Casi un año y medio mas tarde me vería nuevamente en una situación similar. Apenas reinstalado en Montréal luego de aquella experiencia en el Essaouira, conocí a Jorge que tenía un velero Dufour de 30 pies en Wilmington, Carolina del Norte y quería llevarlo a las Islas Vírgenes para antes del fin de ese año de 1977. De manera que en los primeros días de ese diciembre zarpamos rumbo al Caribe Jorge, propietario y capitán del Fortuna II, su hijo Gabriel, Jean-Marie y yo, nuevamente cuatro personas aisladas en un pequeño velero de 30 pies. En esta ocasión la convivencia fue bastante normal y el viaje mas corto que el anterior.
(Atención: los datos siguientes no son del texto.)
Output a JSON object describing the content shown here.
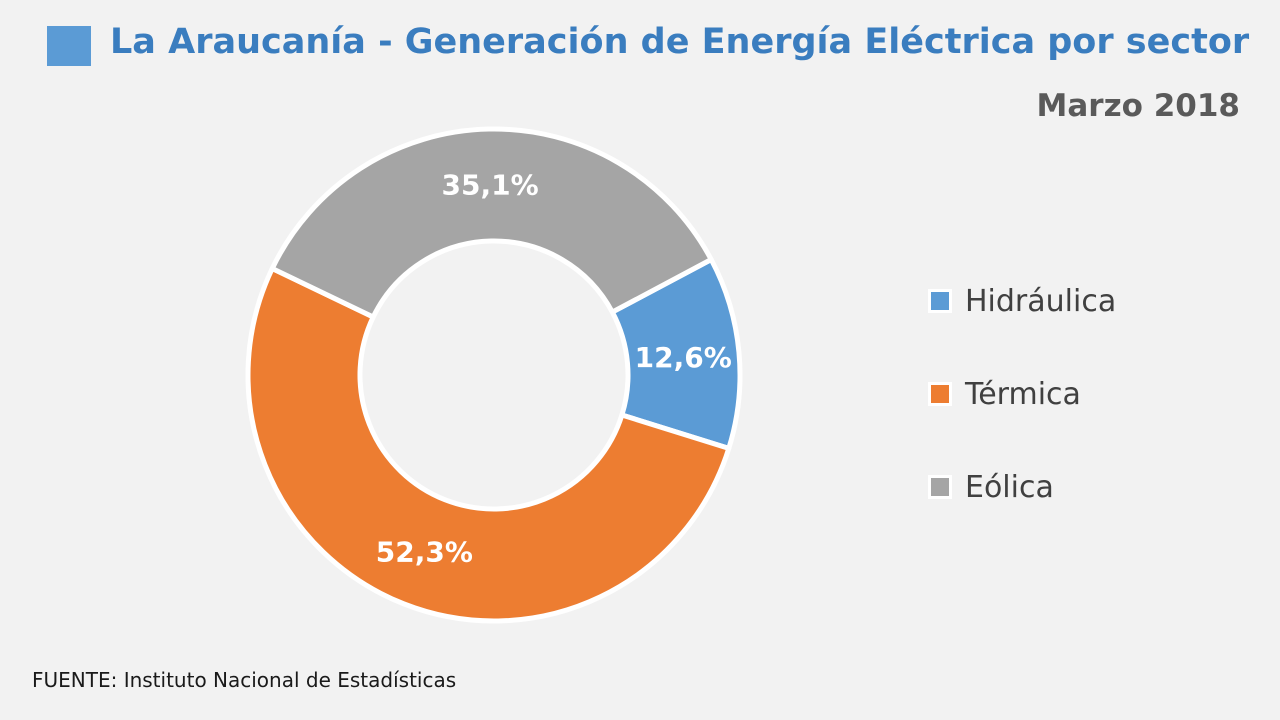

Una gran tormenta que sufrimos entre el 24 y 25 nos dejó muy maltrechos al extremo que el 31 de diciembre nos encontró pidiendo auxilio por radio. Todo terminó de manera abrupta en la madrugada del primero de enero de 1978 cuando fuimos rescatados por un petrolero noruego, M/T Wangli que nos dejó en Bahamas. El recuerdo que tengo de esos días que van del 25 al atardecer cuando la tormenta empezó a amainar hasta la madrugada del primero de enero en que apareció el petrolero salvador, son de momentos muy angustiantes por la incertidumbre de no saber si los víveres alcanzarían, si algún barco vería nuestra señal de que estábamos a la deriva, la posibilidad muy cierta de otra tormenta o si alguna radio recibiría nuestro pedido de SOS como finalmente ocurrió. Tengo el recuerdo también de momentos donde me ponía en bromista y trataba por todos los medios de hacer reír al resto y acto seguido era yo el que caía en una depresión que me llevaba a aislarme en la proa del barco, también recuerdo que pensaba y lo repetía en voz alta, que mientras estuviésemos a flote ese era el lugar mas seguro. También tengo presente que pensaba mucho en nuestras debilidades y también en las fortalezas que teníamos como grupo en esa situación límite.  Evidentemente por algo me están acosando estos recuerdos, acá no hay peligro de una terrible tormenta, tampoco está la posibilidad de un bombardeo, pero la sensación de no poder dejar la casa cómo en la obra de Luis Buñel “El angel exterminador” genera bastante incertidumbre, que se me antoja como uno de los principales ingredientes de la angustia. Seguramente esto pasará y tendrá consecuencias que aún no se pueden estimar, mientras tanto tenemos que tratar de sobrellevarlo de la mejor manera posible y cuidando tanto la salud física como la mental.